Nur noch wenige Menschen in Deutschland können den Beginn des Zweiten Weltkriegs bezeugen. Sie waren damals Kinder. „Kriegskinder“, die oft bis ins hohe Alter von den Irrwegen und Schreckensbilder ihrer ersten Lebensjahre verfolgt werden.

  1. Nur noch wenige Menschen in Deutschland können sich an die dunklen Zeiten des Zweiten Weltkriegs erinnern, der vor 80 Jahren am 1. September ausbrach.
  2. Köln versank am Ende des Kriegs in Schutt und Asche. Wir haben vier Kölnerinnen und Kölner getroffen, die erzählen, wie sie die Kriegszeit als Kinder erlebt haben.
  3. „Wir waren die verratene Jugend”, sagen sie.

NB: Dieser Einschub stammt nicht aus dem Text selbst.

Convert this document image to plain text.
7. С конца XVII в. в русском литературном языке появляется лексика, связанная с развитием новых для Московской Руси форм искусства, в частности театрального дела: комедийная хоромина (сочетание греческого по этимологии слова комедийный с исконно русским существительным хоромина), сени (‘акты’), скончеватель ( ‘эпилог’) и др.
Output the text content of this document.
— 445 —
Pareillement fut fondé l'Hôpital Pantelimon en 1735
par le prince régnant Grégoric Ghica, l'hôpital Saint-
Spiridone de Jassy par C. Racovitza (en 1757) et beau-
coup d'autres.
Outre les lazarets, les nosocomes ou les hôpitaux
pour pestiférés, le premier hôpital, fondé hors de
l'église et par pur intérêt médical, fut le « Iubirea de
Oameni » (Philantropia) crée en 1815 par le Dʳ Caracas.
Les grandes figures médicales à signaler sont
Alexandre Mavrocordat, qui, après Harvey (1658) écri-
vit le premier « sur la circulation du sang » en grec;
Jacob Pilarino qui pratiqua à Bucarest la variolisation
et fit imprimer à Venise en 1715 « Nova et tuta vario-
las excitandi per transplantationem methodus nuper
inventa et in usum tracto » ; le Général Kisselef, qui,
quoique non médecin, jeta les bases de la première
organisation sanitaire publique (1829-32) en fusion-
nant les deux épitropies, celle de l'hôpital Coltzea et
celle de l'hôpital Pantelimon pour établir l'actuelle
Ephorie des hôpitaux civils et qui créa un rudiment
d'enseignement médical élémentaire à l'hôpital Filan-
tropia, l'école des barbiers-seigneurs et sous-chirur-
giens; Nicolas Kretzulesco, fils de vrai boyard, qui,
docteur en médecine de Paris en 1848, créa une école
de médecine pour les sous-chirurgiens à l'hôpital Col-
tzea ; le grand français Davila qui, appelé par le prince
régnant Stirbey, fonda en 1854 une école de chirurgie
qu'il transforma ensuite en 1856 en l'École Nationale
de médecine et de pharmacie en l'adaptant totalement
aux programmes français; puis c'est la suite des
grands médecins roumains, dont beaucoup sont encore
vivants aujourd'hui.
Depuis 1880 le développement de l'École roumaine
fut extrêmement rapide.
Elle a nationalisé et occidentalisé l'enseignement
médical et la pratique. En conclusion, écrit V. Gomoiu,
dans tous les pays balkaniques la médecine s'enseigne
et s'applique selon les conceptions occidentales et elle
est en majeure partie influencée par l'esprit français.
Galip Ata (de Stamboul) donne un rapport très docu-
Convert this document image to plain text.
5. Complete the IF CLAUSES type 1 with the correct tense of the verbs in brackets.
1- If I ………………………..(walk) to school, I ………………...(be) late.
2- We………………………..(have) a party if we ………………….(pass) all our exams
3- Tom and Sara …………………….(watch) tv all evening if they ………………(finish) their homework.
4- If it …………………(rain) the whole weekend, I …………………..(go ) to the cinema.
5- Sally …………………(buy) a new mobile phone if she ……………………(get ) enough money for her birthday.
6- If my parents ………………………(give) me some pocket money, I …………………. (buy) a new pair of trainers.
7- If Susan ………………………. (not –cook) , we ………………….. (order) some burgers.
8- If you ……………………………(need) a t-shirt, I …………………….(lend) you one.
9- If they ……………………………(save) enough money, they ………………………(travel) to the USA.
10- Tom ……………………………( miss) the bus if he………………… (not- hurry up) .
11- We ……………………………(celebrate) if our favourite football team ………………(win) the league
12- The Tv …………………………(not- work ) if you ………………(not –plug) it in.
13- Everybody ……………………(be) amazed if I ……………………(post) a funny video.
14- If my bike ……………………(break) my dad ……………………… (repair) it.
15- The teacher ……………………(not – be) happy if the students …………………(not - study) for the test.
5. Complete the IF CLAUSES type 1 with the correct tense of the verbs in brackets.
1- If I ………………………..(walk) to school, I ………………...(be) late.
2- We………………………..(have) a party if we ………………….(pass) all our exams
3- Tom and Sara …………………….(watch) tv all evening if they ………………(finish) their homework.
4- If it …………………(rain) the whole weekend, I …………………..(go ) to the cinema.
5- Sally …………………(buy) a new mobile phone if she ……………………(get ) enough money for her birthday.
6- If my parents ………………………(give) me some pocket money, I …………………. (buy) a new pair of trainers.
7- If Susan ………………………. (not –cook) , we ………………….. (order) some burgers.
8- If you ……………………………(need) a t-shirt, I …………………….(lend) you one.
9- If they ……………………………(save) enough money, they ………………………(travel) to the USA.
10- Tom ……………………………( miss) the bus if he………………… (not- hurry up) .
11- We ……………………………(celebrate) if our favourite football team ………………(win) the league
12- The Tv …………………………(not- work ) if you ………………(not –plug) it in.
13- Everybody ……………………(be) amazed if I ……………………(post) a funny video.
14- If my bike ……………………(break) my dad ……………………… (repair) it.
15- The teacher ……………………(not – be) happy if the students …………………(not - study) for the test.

Köln – Ruth Zündorf kann sich noch gut an jenen 1. September 1939 erinnern, als die Welt ein zweites Mal innerhalb weniger Jahrzehnte in den Abgrund stürzte. „Wir haben morgens den Volksempfänger angeschaltet. Das war so ein kleiner schwarzer Kasten. Da hörte man schon die Marschmusik. Dann sagte der Führer, dass seit 5.45 Uhr zurückgeschossen wird und unsere siegreichen Soldaten nach Polen einmarschiert sind.“

Wenige Stunden zuvor hatte das Linienschiff „Schleswig-Holstein“ das Feuer auf polnische Befestigungen auf der Westerplatte vor Danzig eröffnet. Zeitgleich hatten Kampfbomber der Deutschen Luftwaffe die polnische Kleinstadt Wielun angeflogen. Mehr als 1200 Menschen waren bei dem Bombenangriff zu Tode gekommen. Sie waren die ersten Opfer eines verheerenden Krieges, der in den folgenden sechs Jahren mehr als 60 Millionen Menschen das Leben kosten sollte. Rund sechs Millionen Juden wurden in den Konzentrationslagern der Nazis ermordet. Städte wie Köln, Dresden und Hamburg versanken unter dem Bombenhagel der Alliierten in Schutt und Asche.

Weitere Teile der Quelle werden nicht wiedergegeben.